2. Algoritma platform digital menyensor dan membatasi distribusi konten terkait Palestina
Hassan Kharjouj, seorang peneliti teknologi, mengatakan bahwa algoritma platform digital sangat menyensor konten yang berkaitan dengan Palestina dan membatasi distribusinya. Hal ini menyebabkan para pengguna mengembangkan teknik untuk menghindari penghapusan konten.
“Ketika saya menulis ‘Palestina’ atau ‘pembersihan etnis’ atau ‘apartheid’, saya memecah kata tersebut dengan titik atau garis miring. Saya mengganti huruf ‘A’ dengan ‘@’. Beginilah cara saya mulai mengelabui algoritma," kata seorang aktivis Palestina, yang tidak ingin disebutkan namanya, kepada Al Jazeera
Sada Social, pusat penelitian yang berbasis di Palestina, mendokumentasikan lebih dari 5.450 pelanggaran terhadap konten digital yang berkaitan dengan Palestina selama empat bulan pertama 2024.
Laporan tersebut mengungkapkan bahwa Instagram menyumbang 32 persen dari pelanggaran, Facebook 26 persen, WhatsApp 16 persen, TikTok 14 persen, dan X 12 persen.
3. Meta juga membatasi pengguna Palestina dalam perang Israel-Gaza sebelumnya
Ini bukan pertama kalinya platform media sosial dituduh menyensor suara-suara Palestina.
Laporan independen yang diinisiasi oleh Meta setelah perang Israel di Gaza pada 2021 dan dipublikasikan setahun kemudian menemukan bahwa perusahaan tersebut telah berdampak negatif terhadap hak asasi manusia pengguna Palestina dalam berbagai aspek, seperti kebebasan berekspresi, kebebasan berkumpul, partisipasi politik, dan non-diskriminasi.

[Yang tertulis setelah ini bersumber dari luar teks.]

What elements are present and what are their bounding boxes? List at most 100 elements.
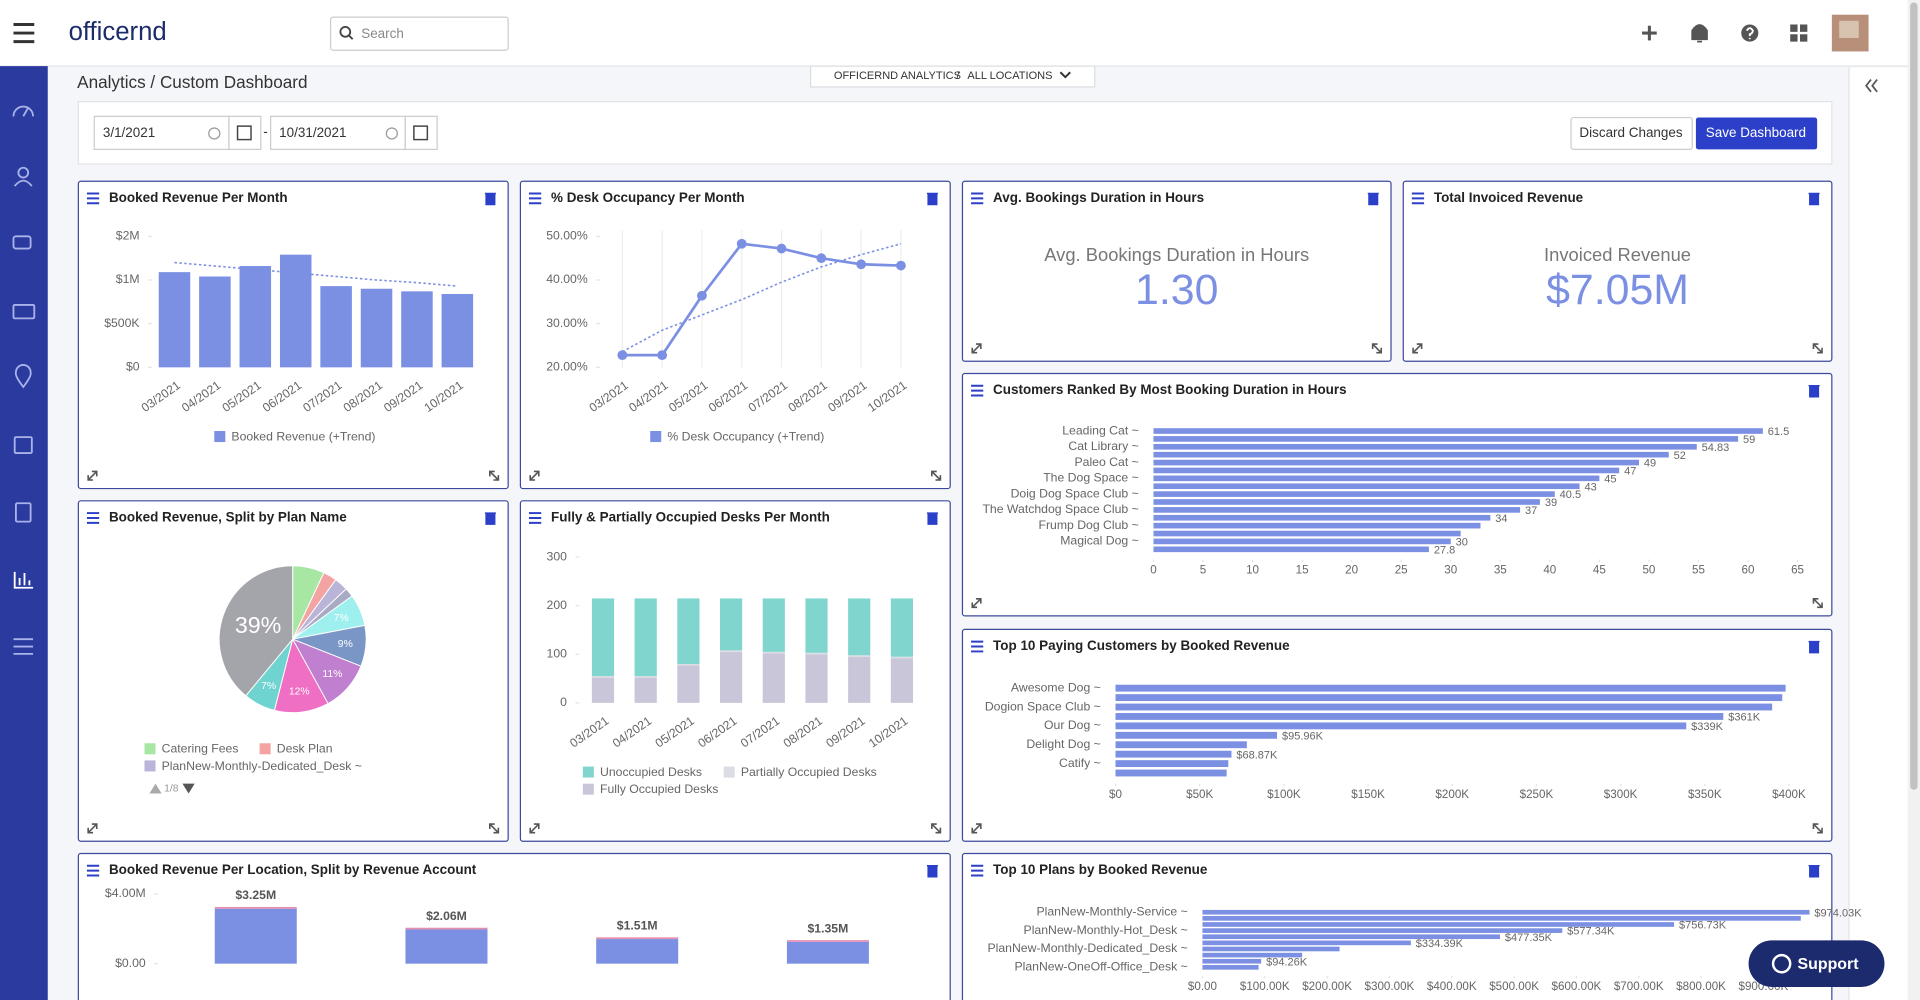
bar — [1153, 451, 1669, 458]
scrollbar-thumb[interactable] — [1910, 2, 1918, 790]
menu-button[interactable] — [13, 23, 35, 44]
widget-menu[interactable] — [971, 640, 984, 653]
x-tick-label: 5 — [1200, 564, 1206, 577]
bar — [279, 254, 312, 368]
bar — [1153, 459, 1640, 466]
widget-resize[interactable] — [489, 470, 500, 481]
bar-segment — [677, 664, 700, 666]
nav-analytics[interactable] — [13, 571, 34, 589]
bar — [1115, 713, 1724, 720]
bar — [1115, 722, 1687, 730]
category-label: Cat Library ~ — [1068, 439, 1138, 453]
nav-locations[interactable] — [14, 364, 32, 389]
legend-label: Partially Occupied Desks — [741, 765, 877, 779]
legend-swatch — [650, 431, 662, 443]
help-button[interactable] — [1741, 24, 1759, 42]
save-button[interactable] — [1695, 117, 1818, 150]
widget-resize[interactable] — [931, 823, 942, 834]
widget-resize[interactable] — [489, 823, 500, 834]
widget-menu[interactable] — [86, 864, 100, 877]
x-tick-label: 45 — [1593, 564, 1606, 577]
widget-expand[interactable] — [1412, 343, 1423, 354]
end-date-input[interactable] — [270, 115, 406, 151]
bar-segment — [719, 651, 743, 703]
apps-button[interactable] — [1790, 24, 1808, 42]
nav-messages[interactable] — [12, 235, 32, 250]
widget-resize[interactable] — [1371, 343, 1383, 354]
widget-delete[interactable] — [1808, 864, 1820, 878]
widget-menu[interactable] — [971, 384, 984, 397]
start-date-input[interactable] — [93, 115, 230, 151]
x-tick-label: 40 — [1543, 564, 1556, 577]
bar-segment — [634, 598, 657, 677]
pager-up[interactable] — [149, 783, 162, 794]
bar — [1153, 436, 1739, 442]
widget-delete[interactable] — [484, 512, 496, 525]
discard-button[interactable] — [1570, 116, 1693, 151]
start-date-picker[interactable] — [228, 115, 262, 151]
nav-members[interactable] — [17, 166, 30, 179]
nav-settings[interactable] — [13, 638, 34, 655]
category-label: Frump Dog Club ~ — [1038, 518, 1138, 532]
end-date-picker[interactable] — [404, 115, 438, 151]
clear-start-date[interactable] — [208, 127, 221, 140]
nav-billing[interactable] — [12, 303, 36, 320]
widget-delete[interactable] — [484, 192, 496, 206]
support-button[interactable]: Support — [1748, 940, 1885, 987]
widget-menu[interactable] — [528, 192, 542, 205]
pager-label: 1/8 — [164, 783, 179, 794]
data-label: 45 — [1604, 473, 1616, 485]
bar-segment — [677, 665, 700, 703]
widget-resize[interactable] — [931, 470, 942, 481]
widget-expand[interactable] — [971, 343, 982, 354]
widget-menu[interactable] — [971, 192, 984, 205]
widget-expand[interactable] — [87, 470, 98, 481]
widget-menu[interactable] — [86, 512, 100, 524]
legend-swatch — [144, 743, 156, 755]
widget-title: Top 10 Plans by Booked Revenue — [993, 862, 1208, 877]
y-tick-label: $1M — [116, 272, 140, 286]
search-box[interactable] — [330, 16, 509, 51]
line — [622, 242, 901, 357]
bar — [320, 286, 352, 368]
widget-delete[interactable] — [926, 512, 938, 525]
kpi-value: 1.30 — [1135, 266, 1218, 314]
notifications-button[interactable] — [1691, 24, 1708, 43]
widget-delete[interactable] — [926, 864, 938, 878]
widget-expand[interactable] — [971, 823, 982, 834]
widget-resize[interactable] — [1812, 823, 1823, 834]
y-tick-label: 50.00% — [546, 229, 588, 243]
collapse-button[interactable] — [1865, 79, 1878, 93]
x-tick-label: $150K — [1351, 788, 1385, 801]
widget-expand[interactable] — [529, 823, 540, 834]
widget-menu[interactable] — [528, 512, 542, 524]
search-placeholder: Search — [361, 26, 404, 41]
widget-delete[interactable] — [926, 192, 938, 206]
data-label: $361K — [1728, 712, 1761, 724]
widget-menu[interactable] — [1411, 192, 1425, 205]
widget-delete[interactable] — [1367, 192, 1379, 206]
widget-menu[interactable] — [86, 192, 100, 205]
widget-menu[interactable] — [971, 864, 984, 877]
category-label: The Watchdog Space Club ~ — [982, 502, 1138, 516]
widget-delete[interactable] — [1808, 192, 1820, 206]
widget-expand[interactable] — [87, 823, 98, 834]
widget-delete[interactable] — [1808, 640, 1820, 654]
bar — [1153, 514, 1491, 521]
context-selector[interactable] — [810, 65, 1096, 88]
widget-expand[interactable] — [971, 597, 982, 609]
widget-resize[interactable] — [1812, 343, 1823, 354]
nav-calendar[interactable] — [13, 436, 33, 454]
nav-dashboard[interactable] — [12, 105, 34, 117]
widget-resize[interactable] — [1812, 597, 1823, 609]
y-tick-label: $4.00M — [105, 886, 146, 900]
widget-expand[interactable] — [529, 470, 540, 481]
widget-delete[interactable] — [1808, 384, 1820, 398]
bar — [1202, 909, 1810, 915]
add-button[interactable] — [1642, 25, 1657, 41]
widget-title: Customers Ranked By Most Booking Duratio… — [993, 382, 1347, 397]
clear-end-date[interactable] — [385, 127, 398, 140]
discard-label: Discard Changes — [1579, 125, 1682, 140]
nav-documents[interactable] — [15, 502, 32, 523]
kpi-label: Avg. Bookings Duration in Hours — [1044, 244, 1309, 265]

Menurut temuan 7amleh, kelompok aktivis hak digital dan hak asasi manusia untuk Palestina, Facebook menerima 913 permohonan dari pemerintah Israel untuk membatasi atau menghapus konten di platformnya dari Januari hingga Juni 2020. Facebook menyetujui 81 dari persen permintaan tersebut.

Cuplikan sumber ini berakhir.